Desde a volta da democracia no Brasil, com a eleição da chapa Tancredo / Sarney para a presidência e vice-presidência da república, no Colégio Eleitoral de 1985, não se tinha notícia de medida tão danosa ao nosso regime político. Refiro-me à aprovação em primeira votação, pela Câmara dos Deputados, da PEC que oficializa as doações de empresas privadas aos partidos políticos. Como se sabe a proposta ainda vai ser votada novamente naquela Casa, e mais duas vezes no Senado, mas a sinalização é de que nossa classe política, em sua maioria, quer inscrever na Constituição a possibilidade de empresas doarem recursos para nosso sistema político. Se isso ocorrer, a votação em curso no STF, que já havia enterrado esta possibilidade, mas segue interrompida há mais de um ano por iniciativa do ministro Gilmar Mendes, que pediu vistas, poderá sofrer uma total reviravolta.

A coisa é simples: empresa nenhuma põe dinheiro na campanha de candidato algum por causa de seus lindos olhos verdes, castanhos ou azuis. Ou porque ele, o candidato, é gente boa. A empresa põe dinheiro na campanha do candidato porque ela está fazendo um INVESTIMENTO. Se ele for eleito, a empresa terá aquele parlamentar ou governante a seu serviço depois, durante o exercício do mandato. Essa prática introduz uma profunda distorção na competição eleitoral, já que quem recebe dinheiro de empresa tem muito mais chance de se eleger do que quem não recebe, independente das idéias e propostas que um e outro tenham. E introduz mais distorção depois, no exercício do mandato, já que o eleito vai priorizar atender quem lhe patrocinou, e não você, eu ou qualquer outro cidadão ou cidadã comuns, que só dispomos do voto. Quem não entender isso (e não é difícil entender) não entenderá absolutamente nada do que está se passando em Brasília nestes dias e que terá conseqüências pelas próximas décadas neste país.
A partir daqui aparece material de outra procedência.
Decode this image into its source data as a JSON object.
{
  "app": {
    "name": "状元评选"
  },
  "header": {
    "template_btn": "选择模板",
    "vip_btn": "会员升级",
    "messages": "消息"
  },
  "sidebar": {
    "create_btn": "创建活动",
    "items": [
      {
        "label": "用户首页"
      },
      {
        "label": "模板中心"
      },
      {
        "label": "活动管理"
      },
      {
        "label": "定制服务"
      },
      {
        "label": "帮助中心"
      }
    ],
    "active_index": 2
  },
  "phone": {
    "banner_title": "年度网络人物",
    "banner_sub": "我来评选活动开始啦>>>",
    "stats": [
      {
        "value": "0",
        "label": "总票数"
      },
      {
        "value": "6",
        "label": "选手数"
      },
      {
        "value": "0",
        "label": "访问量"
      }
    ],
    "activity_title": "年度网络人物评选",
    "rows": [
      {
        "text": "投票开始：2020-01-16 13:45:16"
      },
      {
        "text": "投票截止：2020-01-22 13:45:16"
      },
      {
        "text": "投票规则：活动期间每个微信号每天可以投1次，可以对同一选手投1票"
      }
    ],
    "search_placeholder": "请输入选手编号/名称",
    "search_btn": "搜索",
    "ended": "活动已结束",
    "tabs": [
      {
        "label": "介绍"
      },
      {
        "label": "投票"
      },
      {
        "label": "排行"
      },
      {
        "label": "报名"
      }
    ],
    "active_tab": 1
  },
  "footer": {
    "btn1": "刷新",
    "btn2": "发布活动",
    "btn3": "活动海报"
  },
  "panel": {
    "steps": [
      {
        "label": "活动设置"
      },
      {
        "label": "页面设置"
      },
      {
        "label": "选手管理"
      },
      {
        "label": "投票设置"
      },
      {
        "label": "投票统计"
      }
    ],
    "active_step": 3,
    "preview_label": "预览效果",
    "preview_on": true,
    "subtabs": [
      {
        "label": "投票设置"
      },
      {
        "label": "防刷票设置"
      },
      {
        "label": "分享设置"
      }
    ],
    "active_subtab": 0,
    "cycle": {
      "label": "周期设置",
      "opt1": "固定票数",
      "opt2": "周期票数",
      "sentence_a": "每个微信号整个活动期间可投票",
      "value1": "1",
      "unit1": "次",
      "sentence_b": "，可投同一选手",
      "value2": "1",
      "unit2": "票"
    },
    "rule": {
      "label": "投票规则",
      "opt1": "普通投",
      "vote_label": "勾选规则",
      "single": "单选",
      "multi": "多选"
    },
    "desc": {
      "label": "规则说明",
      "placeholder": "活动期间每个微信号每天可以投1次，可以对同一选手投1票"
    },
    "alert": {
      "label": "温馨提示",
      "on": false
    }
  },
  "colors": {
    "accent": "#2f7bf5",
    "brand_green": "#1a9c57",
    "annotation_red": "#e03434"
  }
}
A iniciativa da presidência da Câmara, de colocar em votação, em menos de 24 horas, a mesma matéria do financiamento privado, após a derrota na 3a. feira, e a súbita mudança de voto de quase uma centena de deputados demonstra que nossos representantes, em sua maioria, não estão minimamente sensibilizados pelo clamor das ruas, manifestado em junho de 2013 mas latente até hoje. A eventual e bastante provável constitucionalização da doação de empresas privadas para os partidos políticos apenas aprofundará o abismo que já existe entre a sociedade civil e nossa classe política e nossas instituições. Ao invés de um modelo mais participativo, inclusivo e transparente de democracia, como desejam milhões de brasileiros, o que teremos com a aprovação desta PEC será exatamente o contrário. Aumentará o grau de sequestro do nosso sistema político pelos grandes interesses econômicos. O futuro que se avizinha é sombrio.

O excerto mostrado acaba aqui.